Parmi des critiques sur son supposé manque de crédibilité en politique étrangère, le candidat démocrate à la présidentielle Bernie Sanders a appelé la semaine dernière plusieurs experts pour l’aider à renforcer cet aspect de sa campagne.

Mais l’un des experts qu’il a fait venir est férocement anti-Israël, et a dans le passé suggéré qu’Israël a pu gazer les rebelles syriens, un acte largement attribué au régime d’Assad.
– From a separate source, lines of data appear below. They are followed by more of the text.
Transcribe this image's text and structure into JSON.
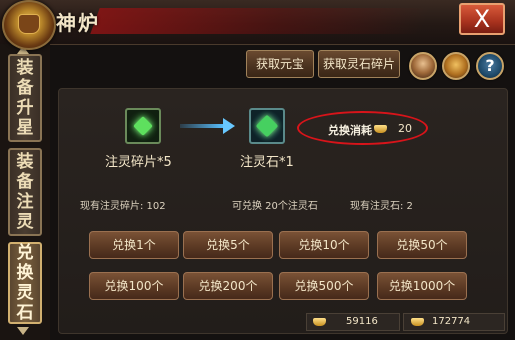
{
  "header": {
    "title": "神炉",
    "close_label": "X"
  },
  "sidebar": {
    "tabs": [
      {
        "label": [
          "装",
          "备",
          "升",
          "星"
        ],
        "active": false
      },
      {
        "label": [
          "装",
          "备",
          "注",
          "灵"
        ],
        "active": false
      },
      {
        "label": [
          "兑",
          "换",
          "灵",
          "石"
        ],
        "active": true
      }
    ]
  },
  "toolbar": {
    "get_yuanbao_label": "获取元宝",
    "get_shard_label": "获取灵石碎片",
    "help_label": "?",
    "icons": [
      "avatar-icon",
      "treasure-bowl-icon",
      "help-icon"
    ]
  },
  "exchange": {
    "input_label": "注灵碎片*5",
    "output_label": "注灵石*1",
    "cost_label": "兑换消耗",
    "cost_value": "20",
    "current_shards_label": "现有注灵碎片: 102",
    "can_exchange_label": "可兑换 20个注灵石",
    "current_stones_label": "现有注灵石: 2"
  },
  "exchange_buttons": [
    "兑换1个",
    "兑换5个",
    "兑换10个",
    "兑换50个",
    "兑换100个",
    "兑换200个",
    "兑换500个",
    "兑换1000个"
  ],
  "currency": {
    "silver": "59116",
    "gold": "172774"
  },
  "colors": {
    "accent_red": "#d8141a",
    "button_brown": "#5c3a24",
    "text_cream": "#f3e6c8"
  }
}
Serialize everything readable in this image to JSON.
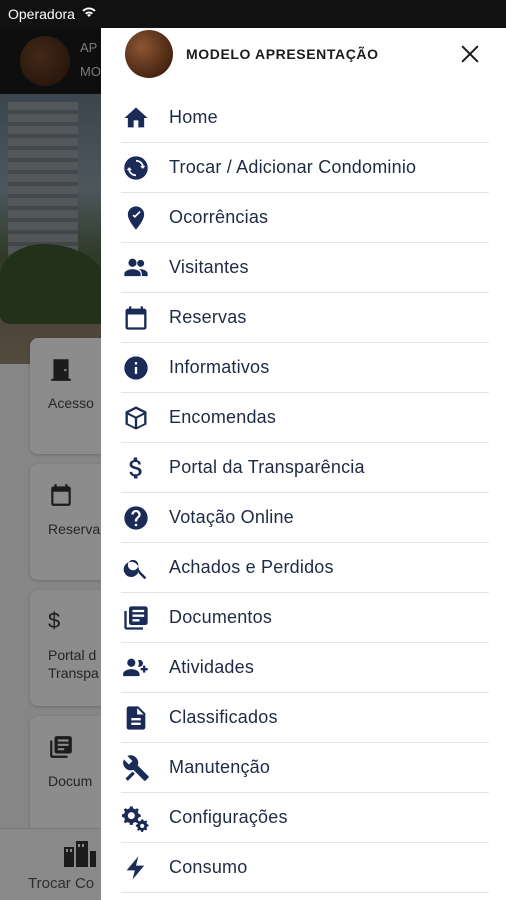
{
  "status_bar": {
    "carrier": "Operadora"
  },
  "background": {
    "header_lines": [
      "AP",
      "MO"
    ],
    "cards": [
      {
        "label": "Acesso"
      },
      {
        "label": "Reserva"
      },
      {
        "label": "Portal d\nTranspa"
      },
      {
        "label": "Docum"
      }
    ],
    "bottom_label": "Trocar Co"
  },
  "drawer": {
    "user_name": "MODELO APRESENTAÇÃO",
    "menu": [
      {
        "label": "Home",
        "icon": "home-icon"
      },
      {
        "label": "Trocar / Adicionar Condominio",
        "icon": "swap-icon"
      },
      {
        "label": "Ocorrências",
        "icon": "location-pin-icon"
      },
      {
        "label": "Visitantes",
        "icon": "people-icon"
      },
      {
        "label": "Reservas",
        "icon": "calendar-icon"
      },
      {
        "label": "Informativos",
        "icon": "info-icon"
      },
      {
        "label": "Encomendas",
        "icon": "package-icon"
      },
      {
        "label": "Portal da Transparência",
        "icon": "dollar-icon"
      },
      {
        "label": "Votação Online",
        "icon": "help-icon"
      },
      {
        "label": "Achados e Perdidos",
        "icon": "search-icon"
      },
      {
        "label": "Documentos",
        "icon": "documents-icon"
      },
      {
        "label": "Atividades",
        "icon": "add-people-icon"
      },
      {
        "label": "Classificados",
        "icon": "classifieds-icon"
      },
      {
        "label": "Manutenção",
        "icon": "tools-icon"
      },
      {
        "label": "Configurações",
        "icon": "gears-icon"
      },
      {
        "label": "Consumo",
        "icon": "lightning-icon"
      }
    ]
  }
}
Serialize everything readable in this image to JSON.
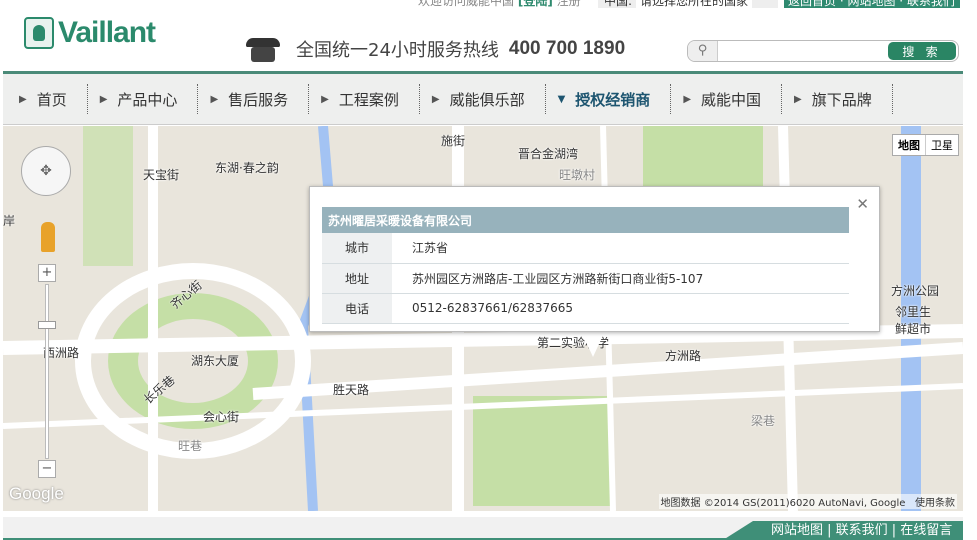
{
  "topbar": {
    "welcome": "欢迎访问威能中国",
    "login": "[登陆]",
    "register": "注册",
    "country_label": "中国:",
    "country_value": "请选择您所在的国家",
    "links": "返回首页 · 网站地图 · 联系我们"
  },
  "logo": "Vaillant",
  "hotline": {
    "label": "全国统一24小时服务热线",
    "number": "400 700 1890"
  },
  "search": {
    "value": "",
    "button": "搜 索"
  },
  "nav": [
    {
      "label": "首页"
    },
    {
      "label": "产品中心"
    },
    {
      "label": "售后服务"
    },
    {
      "label": "工程案例"
    },
    {
      "label": "威能俱乐部"
    },
    {
      "label": "授权经销商",
      "active": true
    },
    {
      "label": "威能中国"
    },
    {
      "label": "旗下品牌"
    }
  ],
  "map": {
    "type_map": "地图",
    "type_sat": "卫星",
    "labels": [
      "天宝街",
      "东湖·春之韵",
      "晋合金湖湾",
      "旺墩村",
      "施街",
      "湖东大厦",
      "齐心街",
      "西洲路",
      "长乐巷",
      "会心街",
      "旺巷",
      "胜天路",
      "方洲路",
      "第二实验小学",
      "方洲公园",
      "邻里生鲜超市",
      "梁巷",
      "岸"
    ],
    "copyright": "地图数据 ©2014 GS(2011)6020 AutoNavi, Google",
    "terms": "使用条款",
    "google": "Google"
  },
  "info": {
    "company": "苏州曜居采暖设备有限公司",
    "rows": [
      {
        "k": "城市",
        "v": "江苏省"
      },
      {
        "k": "地址",
        "v": "苏州园区方洲路店-工业园区方洲路新街口商业街5-107"
      },
      {
        "k": "电话",
        "v": "0512-62837661/62837665"
      }
    ]
  },
  "footer": {
    "links": "网站地图 | 联系我们 | 在线留言"
  },
  "colors": {
    "brand": "#2b8a6c",
    "nav_active": "#1d5570",
    "info_header": "#97b2bc"
  }
}
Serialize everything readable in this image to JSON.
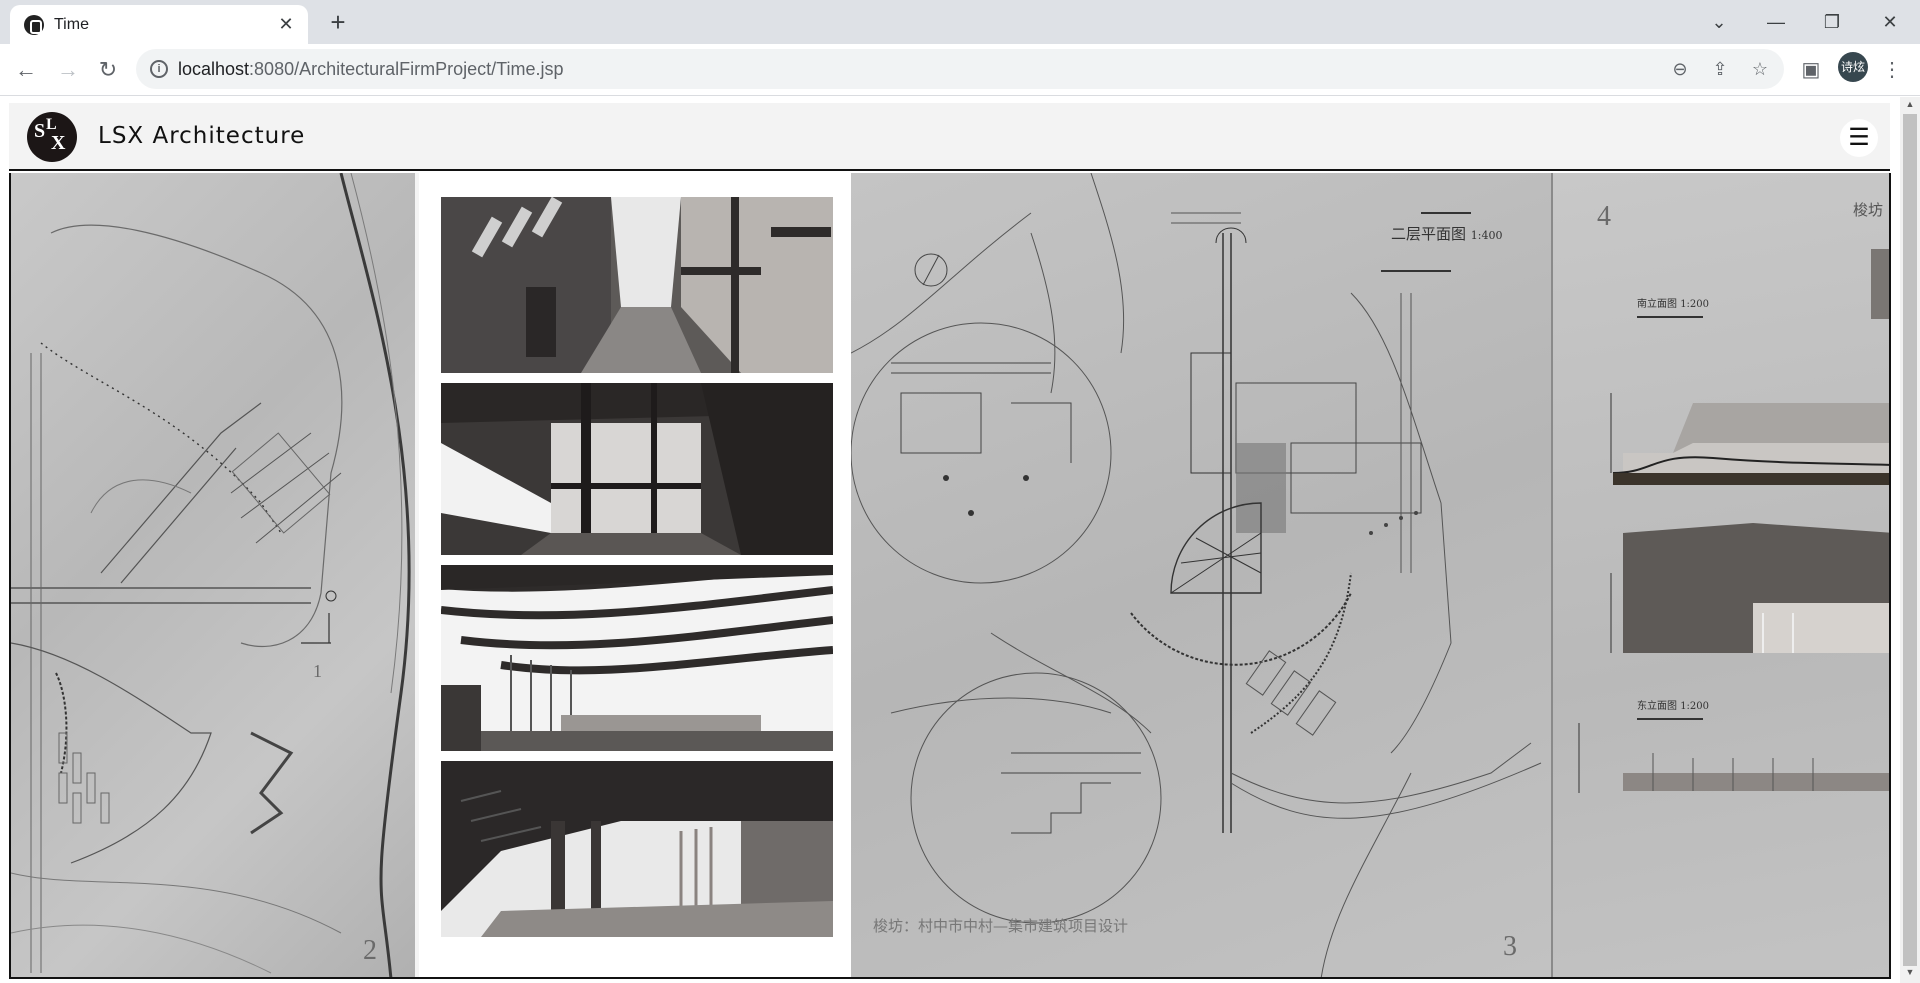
{
  "browser": {
    "tab_title": "Time",
    "url_host": "localhost",
    "url_path": ":8080/ArchitecturalFirmProject/Time.jsp",
    "profile_label": "诗炫"
  },
  "site": {
    "brand": "LSX Architecture",
    "logo_text": "LSX",
    "menu_glyph": "☰"
  },
  "board": {
    "panel_numbers": [
      "2",
      "3",
      "4"
    ],
    "sheet_numbers": [
      "1"
    ],
    "plan_title": "二层平面图",
    "plan_scale": "1:400",
    "south_elevation": "南立面图",
    "south_scale": "1:200",
    "east_elevation": "东立面图",
    "east_scale": "1:200",
    "project_caption": "梭坊：村中市中村—集市建筑项目设计",
    "corner_label": "梭坊"
  }
}
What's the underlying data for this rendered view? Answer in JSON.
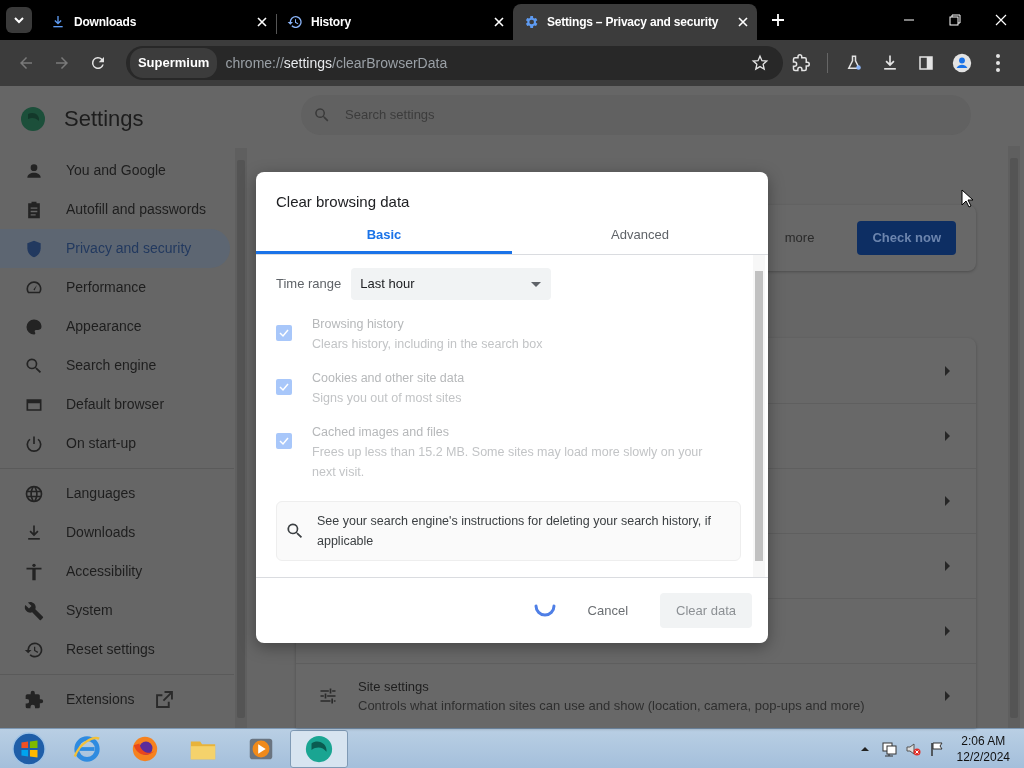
{
  "tab_strip": {
    "tabs": [
      {
        "label": "Downloads",
        "kind": "download",
        "selected": false
      },
      {
        "label": "History",
        "kind": "history",
        "selected": false
      },
      {
        "label": "Settings – Privacy and security",
        "kind": "gear",
        "selected": true
      }
    ]
  },
  "toolbar": {
    "nav": [
      {
        "kind": "back",
        "disabled": true
      },
      {
        "kind": "forward",
        "disabled": true
      },
      {
        "kind": "reload",
        "disabled": false
      }
    ],
    "site_chip": "Supermium",
    "url": {
      "scheme": "chrome://",
      "host": "settings",
      "path": "/clearBrowserData"
    }
  },
  "settings": {
    "title": "Settings",
    "search_placeholder": "Search settings",
    "sidebar_groups": [
      {
        "items": [
          {
            "label": "You and Google",
            "kind": "person",
            "selected": false
          },
          {
            "label": "Autofill and passwords",
            "kind": "clipboard",
            "selected": false
          },
          {
            "label": "Privacy and security",
            "kind": "shield",
            "selected": true
          },
          {
            "label": "Performance",
            "kind": "gauge",
            "selected": false
          },
          {
            "label": "Appearance",
            "kind": "palette",
            "selected": false
          },
          {
            "label": "Search engine",
            "kind": "search",
            "selected": false
          },
          {
            "label": "Default browser",
            "kind": "browser",
            "selected": false
          },
          {
            "label": "On start-up",
            "kind": "power",
            "selected": false
          }
        ]
      },
      {
        "items": [
          {
            "label": "Languages",
            "kind": "globe",
            "selected": false
          },
          {
            "label": "Downloads",
            "kind": "download",
            "selected": false
          },
          {
            "label": "Accessibility",
            "kind": "accessibility",
            "selected": false
          },
          {
            "label": "System",
            "kind": "wrench",
            "selected": false
          },
          {
            "label": "Reset settings",
            "kind": "history",
            "selected": false
          }
        ]
      },
      {
        "items": [
          {
            "label": "Extensions",
            "kind": "puzzle",
            "selected": false,
            "external": true
          }
        ]
      }
    ]
  },
  "safety_check": {
    "text": "more",
    "button": "Check now"
  },
  "privacy_card": {
    "rows": [
      {
        "title": "Site settings",
        "description": "Controls what information sites can use and show (location, camera, pop-ups and more)"
      }
    ]
  },
  "dialog": {
    "title": "Clear browsing data",
    "tabs": [
      {
        "label": "Basic",
        "selected": true
      },
      {
        "label": "Advanced",
        "selected": false
      }
    ],
    "time_range": {
      "label": "Time range",
      "value": "Last hour"
    },
    "options": [
      {
        "title": "Browsing history",
        "description": "Clears history, including in the search box",
        "checked": true,
        "disabled": true
      },
      {
        "title": "Cookies and other site data",
        "description": "Signs you out of most sites",
        "checked": true,
        "disabled": true
      },
      {
        "title": "Cached images and files",
        "description": "Frees up less than 15.2 MB. Some sites may load more slowly on your next visit.",
        "checked": true,
        "disabled": true
      }
    ],
    "info": "See your search engine's instructions for deleting your search history, if applicable",
    "loading": true,
    "buttons": [
      {
        "label": "Cancel",
        "kind": "text",
        "disabled": false
      },
      {
        "label": "Clear data",
        "kind": "filled",
        "disabled": true
      }
    ]
  },
  "taskbar": {
    "apps": [
      {
        "kind": "ie",
        "selected": false
      },
      {
        "kind": "firefox",
        "selected": false
      },
      {
        "kind": "explorer",
        "selected": false
      },
      {
        "kind": "media",
        "selected": false
      },
      {
        "kind": "supermium",
        "selected": true
      }
    ],
    "tray": {
      "time": "2:06 AM",
      "date": "12/2/2024"
    }
  }
}
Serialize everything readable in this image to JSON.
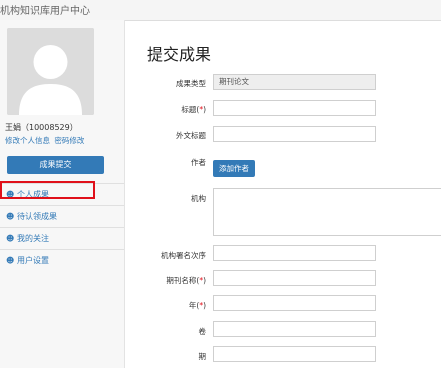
{
  "app": {
    "title": "机构知识库用户中心"
  },
  "user": {
    "name_id": "王娟（10008529）",
    "links": [
      "修改个人信息",
      "密码修改"
    ],
    "submit_button": "成果提交"
  },
  "nav": {
    "items": [
      {
        "label": "个人成果",
        "icon": "person-icon"
      },
      {
        "label": "待认领成果",
        "icon": "person-icon"
      },
      {
        "label": "我的关注",
        "icon": "person-icon"
      },
      {
        "label": "用户设置",
        "icon": "person-icon"
      }
    ]
  },
  "form": {
    "title": "提交成果",
    "fields": {
      "type_label": "成果类型",
      "type_value": "期刊论文",
      "title_label": "标题(",
      "title_req": "*",
      "title_close": ")",
      "foreign_title_label": "外文标题",
      "author_label": "作者",
      "add_author": "添加作者",
      "org_label": "机构",
      "org_order_label": "机构署名次序",
      "journal_label": "期刊名称(",
      "journal_req": "*",
      "journal_close": ")",
      "year_label": "年(",
      "year_req": "*",
      "year_close": ")",
      "volume_label": "卷",
      "issue_label": "期"
    }
  },
  "colors": {
    "accent": "#337ab7",
    "highlight": "#e0101a",
    "required": "#e0101a"
  }
}
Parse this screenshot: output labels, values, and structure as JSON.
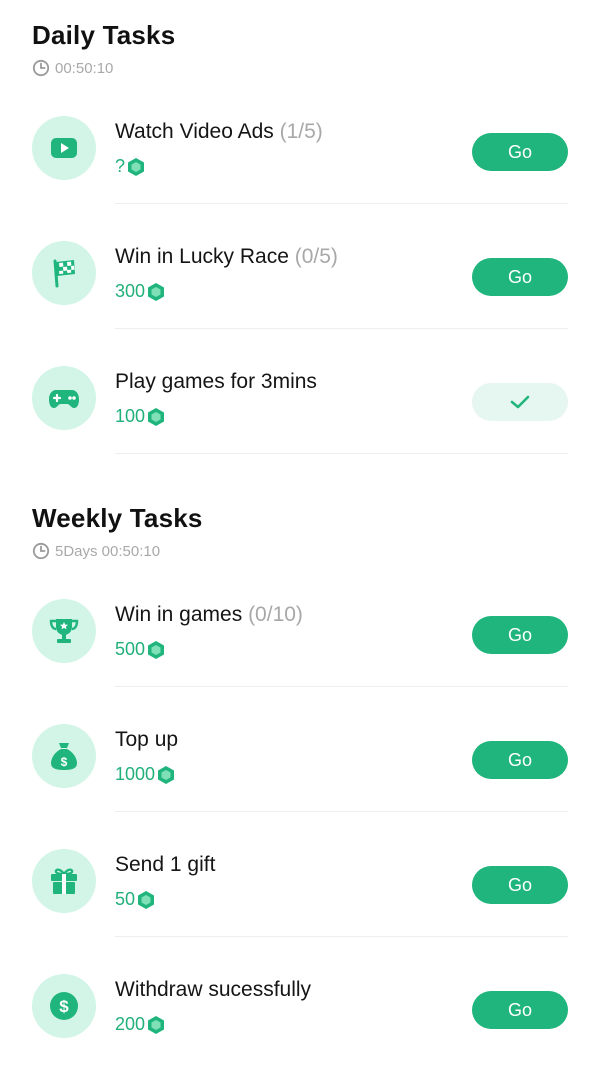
{
  "colors": {
    "accent": "#1fb57d",
    "icon_bg": "#d2f5e7",
    "muted": "#a9a9a9",
    "reward": "#22b07a"
  },
  "daily": {
    "title": "Daily Tasks",
    "timer": "00:50:10",
    "tasks": [
      {
        "icon": "video-play-icon",
        "title": "Watch Video Ads",
        "progress": "(1/5)",
        "reward": "?",
        "action": "Go"
      },
      {
        "icon": "checkered-flag-icon",
        "title": "Win in Lucky Race",
        "progress": "(0/5)",
        "reward": "300",
        "action": "Go"
      },
      {
        "icon": "gamepad-icon",
        "title": "Play games for 3mins",
        "progress": "",
        "reward": "100",
        "action": "completed"
      }
    ]
  },
  "weekly": {
    "title": "Weekly Tasks",
    "timer": "5Days 00:50:10",
    "tasks": [
      {
        "icon": "trophy-icon",
        "title": "Win in games",
        "progress": "(0/10)",
        "reward": "500",
        "action": "Go"
      },
      {
        "icon": "money-bag-icon",
        "title": "Top up",
        "progress": "",
        "reward": "1000",
        "action": "Go"
      },
      {
        "icon": "gift-icon",
        "title": "Send 1 gift",
        "progress": "",
        "reward": "50",
        "action": "Go"
      },
      {
        "icon": "dollar-coin-icon",
        "title": "Withdraw sucessfully",
        "progress": "",
        "reward": "200",
        "action": "Go"
      }
    ]
  }
}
En mars 2013, après que des agences de renseignements occidentales ont annoncé que le président syrien Bashar el-Assad a utilisé des armes chimiques contre son peuple, Lawrence Wilkerson avait déclaré à Current TV que « cela a pu être une opération sous faux drapeau israélienne, cela a pu être l’opposition en Syrie… ou cela a pu être effectivement une utilisation par Bashar el-Assad. »

Wilkerson a été le directeur de cabinet de l’ancien secrétaire d’Etat Colin Powell. Critique sévère de l’invasion de l’Irak en 2003 par l’ancien président George W. Bush, Politico l’a cité déclarant qu’il avait donné ses conseils à Sanders.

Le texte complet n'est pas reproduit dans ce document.